Salman Rushdie's efforts over 15 years to have Midnight's Children filmed amount to a plot as twisting, and sometimes fantastical, as that of one of his novels.
In the mid-1990s, with the Iranian fatwa still a danger to his life, Rushdie agreed that the BBC should adapt the book; Channel 4 had also expressed interest. After in-house writers failed to please, Rushdie took over the task himself. Pruning the excesses of his storytelling with a ruthlessness no outside adapter could have matched, but also adding new narrative flourishes, he wrote a five-part TV adaptation in a creative burst late in 1996.
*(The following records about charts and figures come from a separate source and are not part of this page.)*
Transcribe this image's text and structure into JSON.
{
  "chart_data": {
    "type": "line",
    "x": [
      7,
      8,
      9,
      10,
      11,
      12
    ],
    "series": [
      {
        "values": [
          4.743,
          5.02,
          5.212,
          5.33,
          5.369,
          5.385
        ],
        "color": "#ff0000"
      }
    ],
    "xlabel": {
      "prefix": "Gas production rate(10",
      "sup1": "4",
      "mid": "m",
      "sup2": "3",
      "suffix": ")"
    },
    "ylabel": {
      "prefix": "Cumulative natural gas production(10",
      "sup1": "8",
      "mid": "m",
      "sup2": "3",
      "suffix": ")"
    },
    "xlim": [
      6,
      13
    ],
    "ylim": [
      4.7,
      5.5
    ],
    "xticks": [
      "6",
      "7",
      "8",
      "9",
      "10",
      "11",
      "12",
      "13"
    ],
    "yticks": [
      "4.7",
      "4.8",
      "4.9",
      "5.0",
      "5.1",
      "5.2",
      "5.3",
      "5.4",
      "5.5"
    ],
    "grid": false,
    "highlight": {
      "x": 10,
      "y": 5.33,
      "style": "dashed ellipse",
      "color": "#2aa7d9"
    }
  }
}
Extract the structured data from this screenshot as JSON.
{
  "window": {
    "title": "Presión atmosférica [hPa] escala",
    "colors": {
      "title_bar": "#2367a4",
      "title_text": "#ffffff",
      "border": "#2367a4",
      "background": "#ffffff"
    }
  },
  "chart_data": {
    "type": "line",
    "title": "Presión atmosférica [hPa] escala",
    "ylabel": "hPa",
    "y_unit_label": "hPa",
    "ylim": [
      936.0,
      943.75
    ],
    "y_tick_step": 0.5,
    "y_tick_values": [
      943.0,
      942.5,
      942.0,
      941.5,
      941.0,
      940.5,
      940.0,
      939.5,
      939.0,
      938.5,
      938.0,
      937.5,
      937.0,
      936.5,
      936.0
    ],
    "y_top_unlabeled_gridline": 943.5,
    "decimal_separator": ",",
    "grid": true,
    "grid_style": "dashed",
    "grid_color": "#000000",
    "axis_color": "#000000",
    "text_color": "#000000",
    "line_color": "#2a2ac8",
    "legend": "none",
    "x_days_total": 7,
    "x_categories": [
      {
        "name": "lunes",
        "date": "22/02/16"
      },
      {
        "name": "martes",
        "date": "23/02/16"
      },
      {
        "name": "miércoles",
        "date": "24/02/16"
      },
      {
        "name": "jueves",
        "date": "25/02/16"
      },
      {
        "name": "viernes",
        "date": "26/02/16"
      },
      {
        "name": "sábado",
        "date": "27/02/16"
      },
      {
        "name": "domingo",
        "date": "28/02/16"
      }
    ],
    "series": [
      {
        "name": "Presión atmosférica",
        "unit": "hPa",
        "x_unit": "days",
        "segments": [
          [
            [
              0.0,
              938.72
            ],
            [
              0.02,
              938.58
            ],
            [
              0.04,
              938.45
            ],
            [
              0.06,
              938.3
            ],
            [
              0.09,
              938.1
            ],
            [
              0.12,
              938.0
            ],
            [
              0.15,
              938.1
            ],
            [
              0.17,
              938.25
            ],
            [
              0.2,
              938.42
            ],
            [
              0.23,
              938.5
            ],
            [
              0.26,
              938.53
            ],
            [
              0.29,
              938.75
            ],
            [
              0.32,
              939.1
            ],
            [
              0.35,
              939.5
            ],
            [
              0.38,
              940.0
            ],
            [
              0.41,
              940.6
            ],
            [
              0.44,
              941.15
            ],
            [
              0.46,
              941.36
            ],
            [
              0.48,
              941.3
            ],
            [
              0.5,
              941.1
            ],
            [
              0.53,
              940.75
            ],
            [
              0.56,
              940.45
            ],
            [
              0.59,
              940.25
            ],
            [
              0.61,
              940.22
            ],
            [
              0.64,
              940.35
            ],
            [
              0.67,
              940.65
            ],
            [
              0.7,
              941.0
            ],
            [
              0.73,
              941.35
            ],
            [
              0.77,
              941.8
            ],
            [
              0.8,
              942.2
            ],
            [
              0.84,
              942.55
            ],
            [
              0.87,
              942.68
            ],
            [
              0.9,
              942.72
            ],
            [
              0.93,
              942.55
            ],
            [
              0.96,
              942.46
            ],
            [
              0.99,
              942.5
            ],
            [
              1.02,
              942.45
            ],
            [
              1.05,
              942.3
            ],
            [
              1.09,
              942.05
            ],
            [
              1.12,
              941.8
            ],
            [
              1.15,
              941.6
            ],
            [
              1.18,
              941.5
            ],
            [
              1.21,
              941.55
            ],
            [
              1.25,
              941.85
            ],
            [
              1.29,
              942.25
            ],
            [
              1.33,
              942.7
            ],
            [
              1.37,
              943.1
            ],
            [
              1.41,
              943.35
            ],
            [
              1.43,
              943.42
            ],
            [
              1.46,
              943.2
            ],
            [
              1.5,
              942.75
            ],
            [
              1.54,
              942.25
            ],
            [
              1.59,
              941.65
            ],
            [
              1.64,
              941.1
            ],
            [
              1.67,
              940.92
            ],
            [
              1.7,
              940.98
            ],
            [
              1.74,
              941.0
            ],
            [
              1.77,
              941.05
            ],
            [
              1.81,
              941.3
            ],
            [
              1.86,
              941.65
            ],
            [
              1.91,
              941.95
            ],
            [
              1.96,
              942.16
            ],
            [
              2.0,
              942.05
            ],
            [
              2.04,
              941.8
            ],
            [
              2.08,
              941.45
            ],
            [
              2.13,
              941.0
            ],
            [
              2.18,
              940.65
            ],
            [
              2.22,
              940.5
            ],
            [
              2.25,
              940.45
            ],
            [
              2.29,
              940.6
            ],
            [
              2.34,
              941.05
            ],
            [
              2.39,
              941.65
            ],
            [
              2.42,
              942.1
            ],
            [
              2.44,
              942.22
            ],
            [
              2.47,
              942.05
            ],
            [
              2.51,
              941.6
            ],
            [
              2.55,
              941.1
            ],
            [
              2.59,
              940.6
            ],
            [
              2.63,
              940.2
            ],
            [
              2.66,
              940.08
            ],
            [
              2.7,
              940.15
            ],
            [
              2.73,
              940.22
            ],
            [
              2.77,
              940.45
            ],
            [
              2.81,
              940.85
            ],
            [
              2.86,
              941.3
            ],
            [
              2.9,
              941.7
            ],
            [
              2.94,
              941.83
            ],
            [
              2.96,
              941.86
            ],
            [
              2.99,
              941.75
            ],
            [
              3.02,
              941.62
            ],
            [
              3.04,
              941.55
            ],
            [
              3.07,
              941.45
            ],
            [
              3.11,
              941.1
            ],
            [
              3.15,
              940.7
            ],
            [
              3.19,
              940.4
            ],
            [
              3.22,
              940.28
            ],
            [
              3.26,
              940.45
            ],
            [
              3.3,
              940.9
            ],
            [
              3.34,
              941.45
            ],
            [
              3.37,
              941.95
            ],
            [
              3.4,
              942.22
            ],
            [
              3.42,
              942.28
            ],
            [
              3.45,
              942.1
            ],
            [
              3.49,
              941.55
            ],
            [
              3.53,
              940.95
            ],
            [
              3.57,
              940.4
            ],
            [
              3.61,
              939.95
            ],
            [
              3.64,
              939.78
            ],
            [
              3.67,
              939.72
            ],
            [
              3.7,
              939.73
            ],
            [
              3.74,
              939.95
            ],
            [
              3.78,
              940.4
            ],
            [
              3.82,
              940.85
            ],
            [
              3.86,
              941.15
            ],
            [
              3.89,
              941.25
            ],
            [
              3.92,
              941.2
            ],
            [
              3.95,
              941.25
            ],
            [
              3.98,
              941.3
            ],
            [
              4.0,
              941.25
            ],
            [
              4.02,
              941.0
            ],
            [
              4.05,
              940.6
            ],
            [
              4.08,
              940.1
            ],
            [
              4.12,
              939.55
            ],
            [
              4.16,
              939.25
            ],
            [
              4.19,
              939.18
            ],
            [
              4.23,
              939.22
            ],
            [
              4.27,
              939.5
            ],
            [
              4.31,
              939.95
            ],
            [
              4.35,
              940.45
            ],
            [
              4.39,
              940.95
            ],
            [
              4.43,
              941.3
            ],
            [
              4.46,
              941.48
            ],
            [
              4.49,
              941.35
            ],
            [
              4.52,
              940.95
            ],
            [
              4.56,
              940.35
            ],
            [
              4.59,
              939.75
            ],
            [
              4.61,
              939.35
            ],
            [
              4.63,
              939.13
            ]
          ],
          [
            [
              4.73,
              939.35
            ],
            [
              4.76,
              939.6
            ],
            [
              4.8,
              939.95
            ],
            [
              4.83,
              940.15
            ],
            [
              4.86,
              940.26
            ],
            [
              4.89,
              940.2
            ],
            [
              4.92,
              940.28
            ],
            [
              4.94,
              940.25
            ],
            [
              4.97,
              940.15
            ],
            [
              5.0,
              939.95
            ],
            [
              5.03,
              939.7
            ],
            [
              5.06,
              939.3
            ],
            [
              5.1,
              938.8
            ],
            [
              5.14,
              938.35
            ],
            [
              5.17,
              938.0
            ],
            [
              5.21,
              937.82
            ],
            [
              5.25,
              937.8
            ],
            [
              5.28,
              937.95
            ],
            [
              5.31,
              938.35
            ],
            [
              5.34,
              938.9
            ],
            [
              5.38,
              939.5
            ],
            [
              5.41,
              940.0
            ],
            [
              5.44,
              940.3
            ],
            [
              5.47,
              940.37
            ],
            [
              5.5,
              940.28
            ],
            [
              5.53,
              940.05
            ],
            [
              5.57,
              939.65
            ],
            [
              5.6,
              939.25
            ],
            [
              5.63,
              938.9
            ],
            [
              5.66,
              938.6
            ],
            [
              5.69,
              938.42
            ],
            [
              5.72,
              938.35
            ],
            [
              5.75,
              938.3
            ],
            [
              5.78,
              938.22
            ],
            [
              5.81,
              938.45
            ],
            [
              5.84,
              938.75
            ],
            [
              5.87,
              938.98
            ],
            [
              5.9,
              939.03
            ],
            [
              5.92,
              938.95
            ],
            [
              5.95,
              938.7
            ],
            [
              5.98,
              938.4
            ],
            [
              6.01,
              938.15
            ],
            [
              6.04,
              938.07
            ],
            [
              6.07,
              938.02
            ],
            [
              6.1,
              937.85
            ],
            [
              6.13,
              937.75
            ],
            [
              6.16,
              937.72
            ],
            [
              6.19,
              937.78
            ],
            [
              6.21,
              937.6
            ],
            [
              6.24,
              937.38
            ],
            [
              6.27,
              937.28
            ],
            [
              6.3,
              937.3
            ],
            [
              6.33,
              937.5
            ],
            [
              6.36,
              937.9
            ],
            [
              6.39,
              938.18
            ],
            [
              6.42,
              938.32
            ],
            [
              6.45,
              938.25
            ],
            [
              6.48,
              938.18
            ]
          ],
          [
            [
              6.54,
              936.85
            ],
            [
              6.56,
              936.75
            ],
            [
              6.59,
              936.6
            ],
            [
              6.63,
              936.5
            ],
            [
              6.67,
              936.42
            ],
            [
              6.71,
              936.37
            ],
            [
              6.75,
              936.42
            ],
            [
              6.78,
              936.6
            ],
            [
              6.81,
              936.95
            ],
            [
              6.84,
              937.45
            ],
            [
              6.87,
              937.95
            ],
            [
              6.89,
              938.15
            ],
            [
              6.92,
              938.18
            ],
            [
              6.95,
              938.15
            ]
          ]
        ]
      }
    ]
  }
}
India remained politically off-limits as the venue for location filming. Sri Lanka, having initially agreed, withdrew consent after protests from the Muslim community. Following diplomatic stand-offs, Rushdie's enthusiasm, and the BBC's commitment, both came to nothing. The unmade script still languishes on the page.
Yet its approach did guide the directors Tim Supple and Simon Reade when, in 2003, they staged Midnight's Children for the Royal Shakespeare Company. I saw that version and admired its energy and resourcefulness. But, as most reviewers agreed, the show was an anti-climax. Rushdie, always a film buff, writes in a shape-shifting, spell-binding mode that suits screen far more than stage.
If the proposed new adaptation comes to fruition in a style to fit the novel's extravagant invention and subversive humour, this saga of delays and disappointments will at last have a fitting final act.